I am working on a replacement algorithm for the retry all lock_requests function.  Still in development.  The race is that some locks are released while some other thread is running the lock retry code.  These locks are not retried, so a blocked lock request is not handed the lock and it times out. 

Back in the day, we were thinking of attaching the pending lock requests to the conflicting locks so that when the conflicting locks are released, it is easy to find the pending lock requests.  This change is beyond the scope of my current work.

I have the PerconaFT changes to support MariaDB's optimistic parallel replication on a branch that is suitable for merging into Pecona's repo:  https://github.com/prohaska7/tokuft/tree/killwait

Need to run some replication benchmarks that compare conservative vs optimistic replication performance.  This might lead to some interesting results.


On Tue, Aug 30, 2016 at 10:24 AM, Kristian Nielsen <knielsen@knielsen-hq.org> wrote:
Rich Prohaska <prohaska7@gmail.com> writes:

> I rearranged the tokudb lock request wait function a little bit, and got
> the lock tree unit tests to compile again (since the API changed).  commit
> on this tree:  https://github.com/prohaska7/mariadb-server/tree/toku_opr3

Thanks!

So I took a look at the complete patch we have so far, thinking what remains
to do to get this included in main MariaDB.

Do you have any suggestions for how/whether to upstream the TokuDB parts? I
assume the new kill_query functionality would make sense to upstream. The
callback to report waits could be upstreamed, but would not be used in
non-mariadb builds, probably. And the actual
tokudb_lock_wait_needed_callback() would probably not be upstreamed (or
would go in #ifdef MARIADB_BASE_VERSION perhaps). Any thoughts?

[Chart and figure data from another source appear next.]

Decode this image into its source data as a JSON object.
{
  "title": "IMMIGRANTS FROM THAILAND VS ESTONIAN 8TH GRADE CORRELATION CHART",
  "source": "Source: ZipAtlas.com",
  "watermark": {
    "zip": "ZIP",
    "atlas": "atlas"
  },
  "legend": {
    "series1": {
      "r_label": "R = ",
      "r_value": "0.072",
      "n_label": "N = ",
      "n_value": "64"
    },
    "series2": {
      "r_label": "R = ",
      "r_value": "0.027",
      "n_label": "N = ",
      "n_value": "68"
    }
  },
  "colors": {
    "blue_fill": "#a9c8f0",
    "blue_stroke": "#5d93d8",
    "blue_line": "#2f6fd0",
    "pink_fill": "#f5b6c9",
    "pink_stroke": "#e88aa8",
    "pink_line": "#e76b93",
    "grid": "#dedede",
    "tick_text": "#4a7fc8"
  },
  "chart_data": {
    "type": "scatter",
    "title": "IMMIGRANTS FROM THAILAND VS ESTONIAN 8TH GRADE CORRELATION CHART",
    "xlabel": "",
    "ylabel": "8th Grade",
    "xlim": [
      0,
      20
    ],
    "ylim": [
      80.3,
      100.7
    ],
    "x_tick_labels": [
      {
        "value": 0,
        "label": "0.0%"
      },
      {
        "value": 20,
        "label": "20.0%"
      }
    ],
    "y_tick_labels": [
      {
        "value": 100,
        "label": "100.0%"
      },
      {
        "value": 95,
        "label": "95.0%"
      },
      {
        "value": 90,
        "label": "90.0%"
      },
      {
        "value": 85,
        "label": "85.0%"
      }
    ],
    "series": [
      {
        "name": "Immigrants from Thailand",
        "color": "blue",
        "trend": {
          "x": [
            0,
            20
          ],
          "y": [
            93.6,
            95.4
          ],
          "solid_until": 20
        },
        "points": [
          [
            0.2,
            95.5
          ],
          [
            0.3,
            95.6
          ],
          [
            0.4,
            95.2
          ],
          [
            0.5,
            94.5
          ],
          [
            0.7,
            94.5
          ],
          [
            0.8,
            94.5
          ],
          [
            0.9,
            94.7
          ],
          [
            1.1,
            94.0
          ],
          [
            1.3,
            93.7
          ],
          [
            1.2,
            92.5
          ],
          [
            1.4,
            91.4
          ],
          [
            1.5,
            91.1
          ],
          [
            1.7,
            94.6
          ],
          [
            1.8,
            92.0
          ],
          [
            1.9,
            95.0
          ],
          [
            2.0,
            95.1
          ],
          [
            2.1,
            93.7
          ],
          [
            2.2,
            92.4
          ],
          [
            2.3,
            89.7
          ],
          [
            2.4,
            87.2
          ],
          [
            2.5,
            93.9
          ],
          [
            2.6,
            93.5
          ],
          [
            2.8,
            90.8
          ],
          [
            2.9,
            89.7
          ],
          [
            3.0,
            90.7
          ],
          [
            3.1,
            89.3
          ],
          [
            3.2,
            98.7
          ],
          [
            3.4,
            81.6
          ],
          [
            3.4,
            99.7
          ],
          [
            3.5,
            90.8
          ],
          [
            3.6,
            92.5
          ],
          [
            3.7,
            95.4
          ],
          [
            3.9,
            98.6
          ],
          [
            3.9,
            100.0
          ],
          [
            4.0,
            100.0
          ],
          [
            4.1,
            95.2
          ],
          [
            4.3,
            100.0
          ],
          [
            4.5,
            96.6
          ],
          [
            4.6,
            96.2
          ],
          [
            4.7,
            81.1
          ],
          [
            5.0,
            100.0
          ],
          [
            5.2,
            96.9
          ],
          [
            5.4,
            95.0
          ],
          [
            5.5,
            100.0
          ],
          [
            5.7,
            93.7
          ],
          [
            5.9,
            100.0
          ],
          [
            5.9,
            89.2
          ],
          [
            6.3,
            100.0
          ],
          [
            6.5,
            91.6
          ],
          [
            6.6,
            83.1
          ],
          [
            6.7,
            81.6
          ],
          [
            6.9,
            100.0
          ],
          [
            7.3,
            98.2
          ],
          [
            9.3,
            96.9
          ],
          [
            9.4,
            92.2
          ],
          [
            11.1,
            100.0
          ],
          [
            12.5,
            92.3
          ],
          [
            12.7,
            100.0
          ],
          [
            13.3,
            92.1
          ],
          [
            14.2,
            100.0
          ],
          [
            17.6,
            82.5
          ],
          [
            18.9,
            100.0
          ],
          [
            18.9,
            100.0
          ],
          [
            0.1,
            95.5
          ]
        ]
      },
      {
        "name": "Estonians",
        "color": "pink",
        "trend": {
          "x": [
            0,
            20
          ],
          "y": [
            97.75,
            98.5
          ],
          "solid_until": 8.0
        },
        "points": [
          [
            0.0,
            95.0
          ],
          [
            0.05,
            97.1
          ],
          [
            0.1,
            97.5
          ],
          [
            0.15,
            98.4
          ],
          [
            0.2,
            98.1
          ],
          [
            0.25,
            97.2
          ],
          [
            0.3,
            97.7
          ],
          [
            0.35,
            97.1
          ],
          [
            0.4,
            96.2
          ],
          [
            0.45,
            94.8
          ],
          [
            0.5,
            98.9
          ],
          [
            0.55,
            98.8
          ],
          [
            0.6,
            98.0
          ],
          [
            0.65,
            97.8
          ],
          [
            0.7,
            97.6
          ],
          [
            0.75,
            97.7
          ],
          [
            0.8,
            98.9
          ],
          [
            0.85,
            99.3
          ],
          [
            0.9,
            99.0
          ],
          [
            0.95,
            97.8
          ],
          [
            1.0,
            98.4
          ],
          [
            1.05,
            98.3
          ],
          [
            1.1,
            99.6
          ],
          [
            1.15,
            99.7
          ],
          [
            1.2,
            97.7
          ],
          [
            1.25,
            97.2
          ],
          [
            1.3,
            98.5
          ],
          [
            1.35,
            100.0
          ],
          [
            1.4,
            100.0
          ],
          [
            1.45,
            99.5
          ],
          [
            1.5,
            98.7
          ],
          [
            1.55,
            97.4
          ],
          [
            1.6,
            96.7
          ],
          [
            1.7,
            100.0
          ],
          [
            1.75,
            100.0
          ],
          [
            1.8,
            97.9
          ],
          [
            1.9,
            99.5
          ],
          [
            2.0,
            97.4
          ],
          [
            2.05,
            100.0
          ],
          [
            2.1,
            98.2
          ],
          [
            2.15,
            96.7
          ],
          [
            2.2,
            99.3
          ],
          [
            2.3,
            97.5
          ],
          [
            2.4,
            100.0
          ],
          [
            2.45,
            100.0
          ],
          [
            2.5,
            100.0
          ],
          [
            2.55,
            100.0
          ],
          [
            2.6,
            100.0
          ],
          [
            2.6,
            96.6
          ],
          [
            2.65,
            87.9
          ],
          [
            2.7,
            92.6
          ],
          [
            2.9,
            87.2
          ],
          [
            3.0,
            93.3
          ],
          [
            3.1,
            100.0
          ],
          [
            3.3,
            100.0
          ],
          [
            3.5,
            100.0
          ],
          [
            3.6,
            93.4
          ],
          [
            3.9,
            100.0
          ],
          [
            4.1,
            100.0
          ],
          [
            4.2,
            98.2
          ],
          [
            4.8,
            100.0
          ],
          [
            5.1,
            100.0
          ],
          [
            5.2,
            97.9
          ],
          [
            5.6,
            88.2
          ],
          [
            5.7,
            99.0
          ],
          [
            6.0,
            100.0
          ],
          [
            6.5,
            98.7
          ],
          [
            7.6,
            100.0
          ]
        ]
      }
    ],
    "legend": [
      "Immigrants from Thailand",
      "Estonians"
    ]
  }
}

I still need to look into the should_retry_lock_requests, currently I get
hangs if it is enabled. And I want to see if the wait_needed_callback
interface can be cleaned up a bit. Otherwise the patch looks fairly complete
to me, do you agree?

I think this could go in 10.1, to fix optimistic parallel replication with
TokuDB (which does not currently work at all).

 - Kristian.